A resolução de ano novo mais esquisita até agora

«Quando Gregor Samsa despertou certa manhã de um sonho intranquilo, viu que se transformara, durante o sono, numa espécie monstruosa de insecto

terça-feira, janeiro 02, 2007

A Radically Condensed History of Postindustrial Life

When they were introduced, he made a witticism, hoping to be liked. She laughed very hard, hoping to be liked. Then each drove home alone, staring straight ahead, with the very same twist to their faces.The man who’d introduced them didn’t much like either of them, though he acted as if he did, anxious as he was to preserve good relations at all times. One never knew, after all, now did one.

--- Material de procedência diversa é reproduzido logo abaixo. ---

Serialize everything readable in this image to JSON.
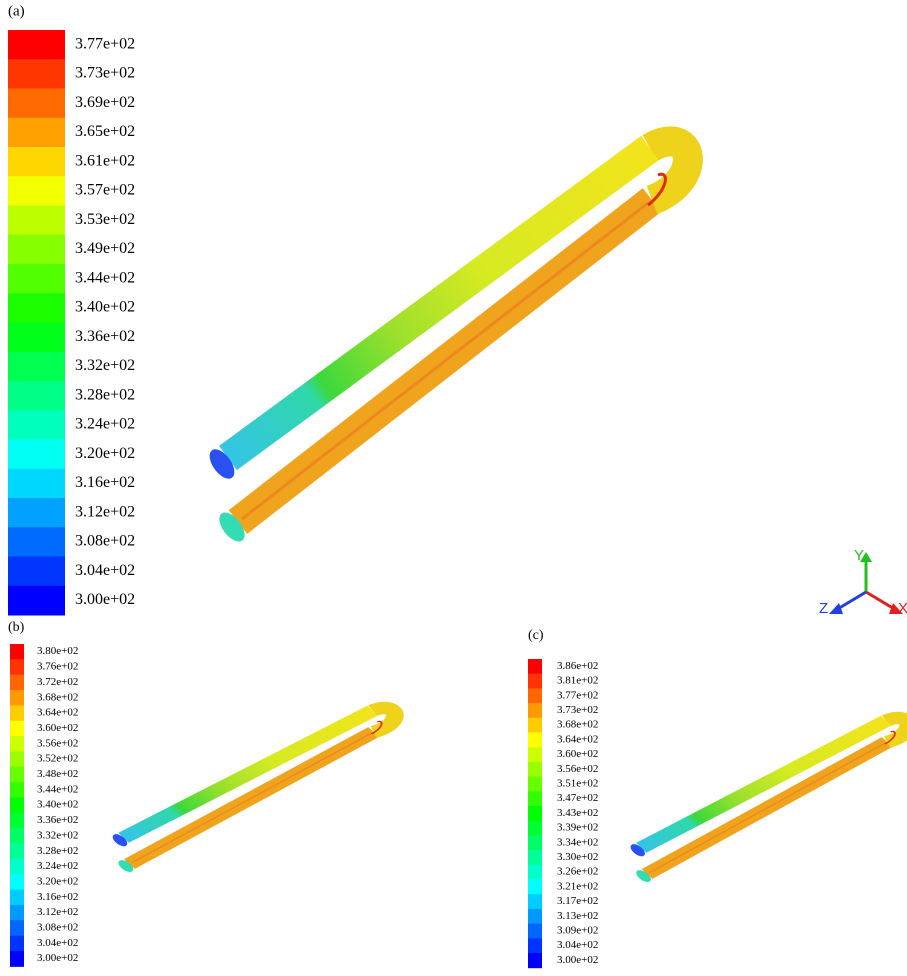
{
  "panels": [
    {
      "label": "(a)",
      "colorbar": [
        "3.77e+02",
        "3.73e+02",
        "3.69e+02",
        "3.65e+02",
        "3.61e+02",
        "3.57e+02",
        "3.53e+02",
        "3.49e+02",
        "3.44e+02",
        "3.40e+02",
        "3.36e+02",
        "3.32e+02",
        "3.28e+02",
        "3.24e+02",
        "3.20e+02",
        "3.16e+02",
        "3.12e+02",
        "3.08e+02",
        "3.04e+02",
        "3.00e+02"
      ]
    },
    {
      "label": "(b)",
      "colorbar": [
        "3.80e+02",
        "3.76e+02",
        "3.72e+02",
        "3.68e+02",
        "3.64e+02",
        "3.60e+02",
        "3.56e+02",
        "3.52e+02",
        "3.48e+02",
        "3.44e+02",
        "3.40e+02",
        "3.36e+02",
        "3.32e+02",
        "3.28e+02",
        "3.24e+02",
        "3.20e+02",
        "3.16e+02",
        "3.12e+02",
        "3.08e+02",
        "3.04e+02",
        "3.00e+02"
      ]
    },
    {
      "label": "(c)",
      "colorbar": [
        "3.86e+02",
        "3.81e+02",
        "3.77e+02",
        "3.73e+02",
        "3.68e+02",
        "3.64e+02",
        "3.60e+02",
        "3.56e+02",
        "3.51e+02",
        "3.47e+02",
        "3.43e+02",
        "3.39e+02",
        "3.34e+02",
        "3.30e+02",
        "3.26e+02",
        "3.21e+02",
        "3.17e+02",
        "3.13e+02",
        "3.09e+02",
        "3.04e+02",
        "3.00e+02"
      ]
    }
  ],
  "triad": {
    "y": "Y",
    "z": "Z",
    "x": "X"
  }
}
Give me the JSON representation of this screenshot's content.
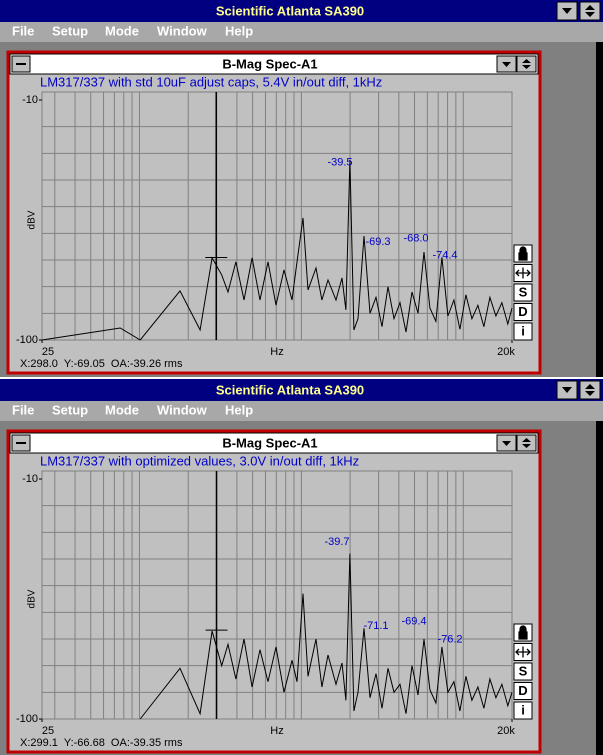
{
  "windows": [
    {
      "app_title": "Scientific Atlanta SA390",
      "menu": [
        "File",
        "Setup",
        "Mode",
        "Window",
        "Help"
      ],
      "child_title": "B-Mag Spec-A1",
      "plot": {
        "title": "LM317/337 with std 10uF adjust caps, 5.4V in/out diff, 1kHz",
        "y_label": "dBV",
        "x_label": "Hz",
        "x_scale": "log",
        "grid": true,
        "xlim": [
          25,
          20000
        ],
        "ylim": [
          -100,
          -10
        ],
        "xticks": [
          25,
          {
            "value": 20000,
            "label": "20k"
          }
        ],
        "yticks": [
          -100,
          -10
        ],
        "cursor": {
          "x": 298.0,
          "y": -69.05
        },
        "trace": {
          "x": [
            25,
            76,
            101,
            178,
            237,
            281,
            322,
            352,
            394,
            442,
            496,
            555,
            622,
            697,
            781,
            875,
            940,
            1024,
            1099,
            1231,
            1340,
            1460,
            1636,
            1783,
            1885,
            1995,
            2110,
            2238,
            2437,
            2655,
            2891,
            3148,
            3428,
            3733,
            4065,
            4427,
            4821,
            5250,
            5717,
            6225,
            6779,
            7382,
            8039,
            8754,
            9533,
            10381,
            11305,
            12311,
            13406,
            14599,
            15898,
            17312,
            18852,
            20000
          ],
          "y": [
            -100,
            -95.5,
            -100,
            -81.6,
            -96.2,
            -69.2,
            -75.6,
            -82,
            -70.7,
            -85,
            -69.2,
            -85,
            -70.7,
            -86.9,
            -73.7,
            -85,
            -70.7,
            -54.2,
            -81.2,
            -73,
            -85,
            -77.5,
            -85,
            -76.7,
            -88.7,
            -32.5,
            -96.2,
            -92,
            -61,
            -90,
            -84,
            -95,
            -80,
            -92,
            -86,
            -97,
            -82,
            -90,
            -67,
            -88,
            -93,
            -69,
            -91,
            -85,
            -96,
            -83,
            -92,
            -87,
            -95,
            -84,
            -91,
            -86,
            -94,
            -88
          ]
        },
        "peak_labels": [
          -39.5,
          -69.3,
          {
            "value": -68,
            "label": "-68.0"
          },
          -74.4
        ]
      },
      "side_buttons": [
        "S",
        "D",
        "i"
      ],
      "status": "X:298.0  Y:-69.05  OA:-39.26 rms"
    },
    {
      "app_title": "Scientific Atlanta SA390",
      "menu": [
        "File",
        "Setup",
        "Mode",
        "Window",
        "Help"
      ],
      "child_title": "B-Mag Spec-A1",
      "plot": {
        "title": "LM317/337 with optimized values, 3.0V in/out diff, 1kHz",
        "y_label": "dBV",
        "x_label": "Hz",
        "x_scale": "log",
        "grid": true,
        "xlim": [
          25,
          20000
        ],
        "ylim": [
          -100,
          -10
        ],
        "xticks": [
          25,
          {
            "value": 20000,
            "label": "20k"
          }
        ],
        "yticks": [
          -100,
          -10
        ],
        "cursor": {
          "x": 299.1,
          "y": -66.68
        },
        "trace": {
          "x": [
            25,
            76,
            101,
            178,
            237,
            281,
            322,
            352,
            394,
            442,
            496,
            555,
            622,
            697,
            781,
            875,
            940,
            1024,
            1099,
            1231,
            1340,
            1460,
            1636,
            1783,
            1885,
            1995,
            2110,
            2238,
            2437,
            2655,
            2891,
            3148,
            3428,
            3733,
            4065,
            4427,
            4821,
            5250,
            5717,
            6225,
            6779,
            7382,
            8039,
            8754,
            9533,
            10381,
            11305,
            12311,
            13406,
            14599,
            15898,
            17312,
            18852,
            20000
          ],
          "y": [
            null,
            null,
            -100,
            -81,
            -98,
            -67,
            -80,
            -72,
            -85,
            -70,
            -88,
            -74,
            -86,
            -73,
            -90,
            -78,
            -86,
            -53,
            -84,
            -70,
            -88,
            -76,
            -87,
            -79,
            -93,
            -38,
            -97,
            -90,
            -66,
            -92,
            -83,
            -96,
            -81,
            -90,
            -87,
            -98,
            -80,
            -91,
            -70,
            -89,
            -94,
            -73,
            -90,
            -86,
            -97,
            -84,
            -93,
            -88,
            -96,
            -85,
            -92,
            -87,
            -95,
            -90
          ]
        },
        "peak_labels": [
          -39.7,
          -71.1,
          -69.4,
          -76.2
        ]
      },
      "side_buttons": [
        "S",
        "D",
        "i"
      ],
      "status": "X:299.1  Y:-66.68  OA:-39.35 rms"
    }
  ]
}
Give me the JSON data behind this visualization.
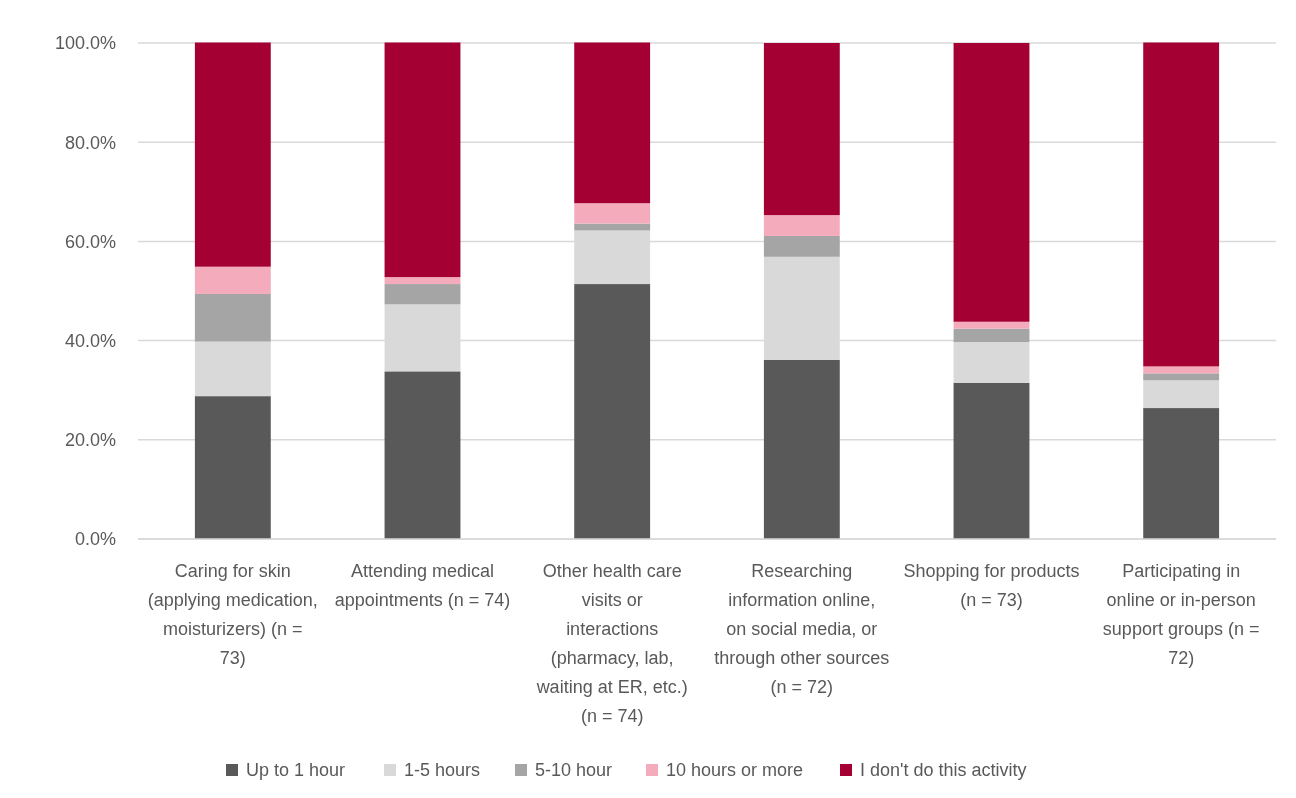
{
  "chart_data": {
    "type": "bar",
    "stacked": true,
    "categories": [
      "Caring for skin (applying medication, moisturizers) (n = 73)",
      "Attending medical appointments (n = 74)",
      "Other health care visits or interactions (pharmacy, lab, waiting at ER, etc.) (n = 74)",
      "Researching information online, on social media, or through other sources  (n = 72)",
      "Shopping for products (n = 73)",
      "Participating in online or in-person support groups (n = 72)"
    ],
    "series": [
      {
        "name": "Up to 1 hour",
        "color": "#595959",
        "values": [
          28.8,
          33.8,
          51.4,
          36.1,
          31.5,
          26.4
        ]
      },
      {
        "name": "1-5 hours",
        "color": "#d9d9d9",
        "values": [
          11.0,
          13.5,
          10.8,
          20.8,
          8.2,
          5.6
        ]
      },
      {
        "name": "5-10 hour",
        "color": "#a5a5a5",
        "values": [
          9.6,
          4.1,
          1.4,
          4.2,
          2.7,
          1.4
        ]
      },
      {
        "name": "10 hours or more",
        "color": "#f4acbd",
        "values": [
          5.5,
          1.4,
          4.1,
          4.2,
          1.4,
          1.4
        ]
      },
      {
        "name": "I don't do this activity",
        "color": "#a50034",
        "values": [
          45.2,
          47.3,
          32.4,
          34.7,
          56.2,
          65.3
        ]
      }
    ],
    "ylim": [
      0,
      100
    ],
    "yticks": [
      {
        "value": 0,
        "label": "0.0%"
      },
      {
        "value": 20,
        "label": "20.0%"
      },
      {
        "value": 40,
        "label": "40.0%"
      },
      {
        "value": 60,
        "label": "60.0%"
      },
      {
        "value": 80,
        "label": "80.0%"
      },
      {
        "value": 100,
        "label": "100.0%"
      }
    ],
    "grid": "y",
    "legend": "bottom"
  }
}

(David Foster Wallace, Brief Interviews with Hideous Men)

Snipered


O Luís M. Jorge decidiu pôr um fim ao seu blogue. Tenho pena; aterrei lá um dia por engano (uma citação de Conrad... enfim, é uma longa história), mas fui regressando, obedecendo ao mesmo instinto que me leva a regressar frequentemente a um certo pub em Sutton Coldfield, o Beggars Bush Inn, estabelecimento onde é raro haver uma semana sem pancadaria, mas que serve o melhor petisco das Midlands (um 10oz Gammon Steak com uma rodela de ananás, ervilhas e batatas fritas).
O anagrama com que o linkei - Confraria do Rato, umas boas semanas antes do ratogate - foi o meu momento mais nostradâmico do ano. Espero que o regresso não tarde, e que a nova casa tenha uma tabuleta com muitas letrinhas misturáveis.

(Na imagem: o actor Barry Pepper, em Saving Private Ryan)

Profecia para 2007

BORING PROPHET: There shall, in that time, be rumours of things going astray, er, and there shall be a great confusion as to where things really are, and nobody will really know where lieth those little things, with the sort of raffia work base that has an attachment. At this time, a friend shall lose his friend's hammer and the young shall not know where lieth the things possessed by their fathers that their fathers put there only just the night before, about eight o'clock.